Eine völlig andere Richtung bietet das Göltzschtal, zunächst benutzt man die Straße von Reichenbach nach Obermylau und erreicht in Friesen einen Wanderweg ins Göltzschtal mit der größten Ziegelbrücke Europas, die den Flussnamen trägt. Malerisch über Felsen hoch über dem Fluss erreicht man Greiz. Im Greizer Park findet im Schlosspalais alljährlich eine Karikaturen-Ausstellung statt, die mich, besonders zur Wendezeit, schon immer begeistert hat. In den letzten Jahren jedoch hat das Hochwasser mehrmals zugeschlagen und das Palais schwer beschädigt, sodass die Ausstellung im kleineren Rahmen in der 1. Etage stattfindet. Am Park befindet sich der westliche Teil des bereits oben beschriebenen Werdauer Waldes, hier könnte der interessierte Wandersmann mindestens eine Woche laufen.

Von Greiz aus lässt sich aber auch das Elstertal flussaufwärts erkunden, welches, wie das Göltzschtal, ebenfalls mit einer Ziegelbrücke gekrönt wird. Ein reizvolles Seitental des Elstertales schuf das Flüsschen Trieb, dessen Oberlauf angestaut wird und die Pöhler Talsperre bildet, ein im Vogtland bekanntes Naherholungsgebiet. In späteren Unternehmungen erkundete ich noch das Quellgebiet der Trieb, einst gab es in Bergen/Vogtland eine Jugendherberge, die ich mehrmals für Übernachtungen nutzte und Touren über Werda zur Talsperre Muldenberg, nach Falkenstein, Schöneck und Klingenthal wanderte. Fuhr man beide Strecken mit dem öffentlichen Nahverkehr, boten sich Orte, wie Adorf, der Kurort Bad Elster, Erlbach und Markneukirchen an. Es ist ein Musikwinkel, ein Museum in Markneukirchen zeigt die Tradition der Musikinstrumentenfertigung, Bandonions werden bis nach Argentinien geliefert und das Akkordeon-»Weltmeister« ist jedem ein Begriff.

Die bäuerliche Lebensweise des oberen Vogtlandes wird im Museum Landwüst näher gebracht.

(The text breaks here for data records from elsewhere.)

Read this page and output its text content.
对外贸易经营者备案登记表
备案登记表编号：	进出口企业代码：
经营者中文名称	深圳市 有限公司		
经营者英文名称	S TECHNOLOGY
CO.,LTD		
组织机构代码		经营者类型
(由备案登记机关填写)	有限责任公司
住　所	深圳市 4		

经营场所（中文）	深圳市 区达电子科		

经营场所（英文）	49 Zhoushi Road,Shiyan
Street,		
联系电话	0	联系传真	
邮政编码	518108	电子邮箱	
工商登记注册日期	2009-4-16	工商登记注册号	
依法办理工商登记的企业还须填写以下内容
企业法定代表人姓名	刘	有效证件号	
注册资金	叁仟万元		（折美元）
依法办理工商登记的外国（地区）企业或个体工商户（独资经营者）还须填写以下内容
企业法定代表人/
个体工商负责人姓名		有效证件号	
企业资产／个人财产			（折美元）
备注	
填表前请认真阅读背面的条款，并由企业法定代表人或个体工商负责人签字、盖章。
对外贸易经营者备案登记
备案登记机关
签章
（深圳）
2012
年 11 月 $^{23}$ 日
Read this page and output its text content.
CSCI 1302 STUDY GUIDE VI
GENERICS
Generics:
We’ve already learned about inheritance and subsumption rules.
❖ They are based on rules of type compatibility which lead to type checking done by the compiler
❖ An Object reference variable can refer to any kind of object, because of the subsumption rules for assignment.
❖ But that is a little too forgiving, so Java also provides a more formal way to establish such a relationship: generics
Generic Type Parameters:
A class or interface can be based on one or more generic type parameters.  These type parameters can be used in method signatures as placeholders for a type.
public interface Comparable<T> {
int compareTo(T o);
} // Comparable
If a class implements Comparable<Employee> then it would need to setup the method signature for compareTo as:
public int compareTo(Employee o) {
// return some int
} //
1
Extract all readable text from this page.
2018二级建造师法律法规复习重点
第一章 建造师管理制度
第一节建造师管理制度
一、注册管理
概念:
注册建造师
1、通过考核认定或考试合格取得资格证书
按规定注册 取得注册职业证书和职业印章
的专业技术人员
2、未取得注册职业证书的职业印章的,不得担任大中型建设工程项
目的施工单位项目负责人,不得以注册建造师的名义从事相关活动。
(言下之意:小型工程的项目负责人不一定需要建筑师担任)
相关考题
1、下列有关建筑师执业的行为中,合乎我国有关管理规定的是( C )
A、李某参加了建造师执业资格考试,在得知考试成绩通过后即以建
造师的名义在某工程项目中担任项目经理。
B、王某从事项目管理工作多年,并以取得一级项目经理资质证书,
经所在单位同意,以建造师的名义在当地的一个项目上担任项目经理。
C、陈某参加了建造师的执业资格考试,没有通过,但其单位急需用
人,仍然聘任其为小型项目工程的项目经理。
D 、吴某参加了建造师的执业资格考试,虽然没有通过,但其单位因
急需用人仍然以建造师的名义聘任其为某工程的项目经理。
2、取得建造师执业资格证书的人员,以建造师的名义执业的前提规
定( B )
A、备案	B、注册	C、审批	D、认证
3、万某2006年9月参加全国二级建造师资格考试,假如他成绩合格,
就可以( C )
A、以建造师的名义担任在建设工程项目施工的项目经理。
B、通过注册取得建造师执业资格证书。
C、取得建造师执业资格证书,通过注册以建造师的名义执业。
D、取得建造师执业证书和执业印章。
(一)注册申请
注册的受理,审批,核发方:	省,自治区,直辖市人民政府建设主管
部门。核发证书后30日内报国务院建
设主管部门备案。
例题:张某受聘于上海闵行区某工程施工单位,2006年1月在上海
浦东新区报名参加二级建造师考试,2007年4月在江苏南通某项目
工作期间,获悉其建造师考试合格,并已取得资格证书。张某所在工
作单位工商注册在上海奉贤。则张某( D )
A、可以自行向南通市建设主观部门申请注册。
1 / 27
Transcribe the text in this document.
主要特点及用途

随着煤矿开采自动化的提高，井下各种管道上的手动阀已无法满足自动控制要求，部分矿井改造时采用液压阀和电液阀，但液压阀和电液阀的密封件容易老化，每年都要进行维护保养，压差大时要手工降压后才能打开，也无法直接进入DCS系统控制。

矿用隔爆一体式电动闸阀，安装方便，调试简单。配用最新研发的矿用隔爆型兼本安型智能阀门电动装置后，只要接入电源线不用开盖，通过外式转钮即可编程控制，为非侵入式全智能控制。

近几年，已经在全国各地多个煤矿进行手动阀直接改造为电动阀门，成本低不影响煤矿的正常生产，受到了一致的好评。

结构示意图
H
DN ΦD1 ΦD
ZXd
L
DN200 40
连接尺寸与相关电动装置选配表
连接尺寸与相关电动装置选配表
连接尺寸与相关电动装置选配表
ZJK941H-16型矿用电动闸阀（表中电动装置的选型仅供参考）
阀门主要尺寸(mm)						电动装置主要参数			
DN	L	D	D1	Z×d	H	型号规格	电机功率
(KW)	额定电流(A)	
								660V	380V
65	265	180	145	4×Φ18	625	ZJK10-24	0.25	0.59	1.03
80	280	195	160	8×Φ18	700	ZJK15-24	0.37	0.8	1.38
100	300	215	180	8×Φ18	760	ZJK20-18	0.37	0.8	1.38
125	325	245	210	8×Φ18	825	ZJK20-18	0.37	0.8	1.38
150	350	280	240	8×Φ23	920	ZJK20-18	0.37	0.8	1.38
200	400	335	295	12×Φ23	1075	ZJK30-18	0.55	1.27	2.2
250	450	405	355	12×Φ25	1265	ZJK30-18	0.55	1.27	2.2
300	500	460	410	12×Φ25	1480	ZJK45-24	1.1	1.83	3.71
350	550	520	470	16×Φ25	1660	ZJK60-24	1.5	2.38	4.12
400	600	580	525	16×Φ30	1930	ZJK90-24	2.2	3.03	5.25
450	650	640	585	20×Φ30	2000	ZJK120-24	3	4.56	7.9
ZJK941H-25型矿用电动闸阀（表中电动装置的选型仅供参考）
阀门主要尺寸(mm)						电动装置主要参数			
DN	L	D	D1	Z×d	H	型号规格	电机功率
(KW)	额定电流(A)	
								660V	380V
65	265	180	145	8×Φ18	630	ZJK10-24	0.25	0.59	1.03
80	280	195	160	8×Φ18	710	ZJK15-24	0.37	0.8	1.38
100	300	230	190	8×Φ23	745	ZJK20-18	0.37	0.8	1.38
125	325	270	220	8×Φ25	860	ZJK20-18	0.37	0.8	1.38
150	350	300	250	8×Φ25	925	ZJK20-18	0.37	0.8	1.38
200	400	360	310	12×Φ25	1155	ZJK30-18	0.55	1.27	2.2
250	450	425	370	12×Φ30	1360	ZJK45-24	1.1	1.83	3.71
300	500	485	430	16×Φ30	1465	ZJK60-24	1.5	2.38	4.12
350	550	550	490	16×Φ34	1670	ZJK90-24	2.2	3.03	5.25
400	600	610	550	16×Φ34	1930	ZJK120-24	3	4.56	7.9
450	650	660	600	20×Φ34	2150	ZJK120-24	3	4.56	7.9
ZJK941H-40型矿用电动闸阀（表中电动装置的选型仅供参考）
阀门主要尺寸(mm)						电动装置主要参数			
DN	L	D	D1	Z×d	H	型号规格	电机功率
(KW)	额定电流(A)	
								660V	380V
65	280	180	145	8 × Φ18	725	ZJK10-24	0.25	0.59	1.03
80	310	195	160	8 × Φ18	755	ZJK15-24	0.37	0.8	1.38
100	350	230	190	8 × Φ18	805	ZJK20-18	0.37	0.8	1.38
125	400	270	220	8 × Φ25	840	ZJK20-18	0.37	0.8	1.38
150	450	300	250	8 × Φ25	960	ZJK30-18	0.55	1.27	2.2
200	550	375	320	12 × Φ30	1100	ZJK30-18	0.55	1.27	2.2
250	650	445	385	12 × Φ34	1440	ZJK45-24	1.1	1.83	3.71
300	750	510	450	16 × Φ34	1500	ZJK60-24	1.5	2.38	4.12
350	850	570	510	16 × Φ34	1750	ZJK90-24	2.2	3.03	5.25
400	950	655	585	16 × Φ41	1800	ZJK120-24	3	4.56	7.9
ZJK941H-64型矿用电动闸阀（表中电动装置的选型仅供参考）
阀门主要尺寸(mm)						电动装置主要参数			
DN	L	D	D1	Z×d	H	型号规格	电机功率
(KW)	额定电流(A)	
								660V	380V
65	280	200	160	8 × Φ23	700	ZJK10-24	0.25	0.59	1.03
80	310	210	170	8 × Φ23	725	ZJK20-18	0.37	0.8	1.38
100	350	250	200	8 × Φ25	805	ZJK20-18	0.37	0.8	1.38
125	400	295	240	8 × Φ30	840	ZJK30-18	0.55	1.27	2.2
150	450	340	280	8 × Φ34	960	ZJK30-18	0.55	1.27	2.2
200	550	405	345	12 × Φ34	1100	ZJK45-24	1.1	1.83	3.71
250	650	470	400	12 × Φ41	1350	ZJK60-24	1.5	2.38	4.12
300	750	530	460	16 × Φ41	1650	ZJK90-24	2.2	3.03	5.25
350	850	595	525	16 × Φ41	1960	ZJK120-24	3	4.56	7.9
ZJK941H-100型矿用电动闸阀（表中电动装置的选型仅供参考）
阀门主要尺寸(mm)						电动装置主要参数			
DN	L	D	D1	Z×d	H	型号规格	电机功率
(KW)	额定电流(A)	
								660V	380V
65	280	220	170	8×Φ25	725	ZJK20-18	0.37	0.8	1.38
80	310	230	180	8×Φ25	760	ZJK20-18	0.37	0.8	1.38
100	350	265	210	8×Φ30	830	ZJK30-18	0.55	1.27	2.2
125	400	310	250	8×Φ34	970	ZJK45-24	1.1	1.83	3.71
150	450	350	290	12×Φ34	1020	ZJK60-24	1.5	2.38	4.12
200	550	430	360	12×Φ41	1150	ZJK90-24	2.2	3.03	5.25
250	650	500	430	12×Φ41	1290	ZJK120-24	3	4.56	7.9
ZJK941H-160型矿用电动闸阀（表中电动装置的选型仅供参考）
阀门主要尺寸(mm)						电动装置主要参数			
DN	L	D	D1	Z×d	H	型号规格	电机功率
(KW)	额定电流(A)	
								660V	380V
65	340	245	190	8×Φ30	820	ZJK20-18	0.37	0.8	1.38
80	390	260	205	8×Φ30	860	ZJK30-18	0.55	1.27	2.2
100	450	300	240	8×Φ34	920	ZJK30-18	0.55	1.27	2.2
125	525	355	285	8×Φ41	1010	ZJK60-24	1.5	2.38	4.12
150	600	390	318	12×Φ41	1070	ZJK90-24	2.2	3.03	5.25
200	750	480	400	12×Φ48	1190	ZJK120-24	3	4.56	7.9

Eine Übernachtung in einer Jugendherberge zu buchen, wäre mir um ein Haar zum Verhängnis geworden. Ich fuhr mit der Bahn nach Bad Brambach, bemerkte jedoch zu spät, dass ich meinen Personalausweis vergessen hatte. Eine Kontrolle der Polizei auf dem dortigen Bahnhof ließ es mir, wie Schuppen, von den Augen fallen. Man nahm mich mit auf das Präsidium, ich musste mich, bis auf die Unterwäsche, ausziehen und konnte gerade noch erklären, dass ich für meinen Kollegenkreis im Hotel »Goldener Anker« in Reichenbach unterwegs war. Ein Telefonat klärte die Angelegenheit, somit war ich kein DDR-Flüchtling, mir fiel ein Stein vom Herzen, denn nach einem langen Verhör war ich mir selbst nicht mehr sicher. Die Beamten fuhren mich dann noch in die besagte Herberge.

 

Ein weiteres Missgeschick widerfuhr mir auf einer Tour zwischen Klingenthal und Erlbach. Es begann mit einem schönen, breiten und markierten Weg, wobei wahrscheinlich die Markierung an einem unscheinbaren Pfad abbog. Plötzlich stand ich vor Häusern mit markanten roten Metalldächern, ein untrügliches Zeichen, dass ich mich auf böhmischem Gebiet befand. Damals war es noch strafbar, ohne Visumvermerk im Ausweis die Grenze zu überschreiten, eine Haftstrafe und 500 Mark der DDR wären die Folge gewesen. Mir blieb nichts anderes übrig, als mich durch das Gebüsch zurück auf DDR-Staatsgebiet zu schlagen. Erst als die Grenzsteine sichtbar wurden, war ich beruhigt.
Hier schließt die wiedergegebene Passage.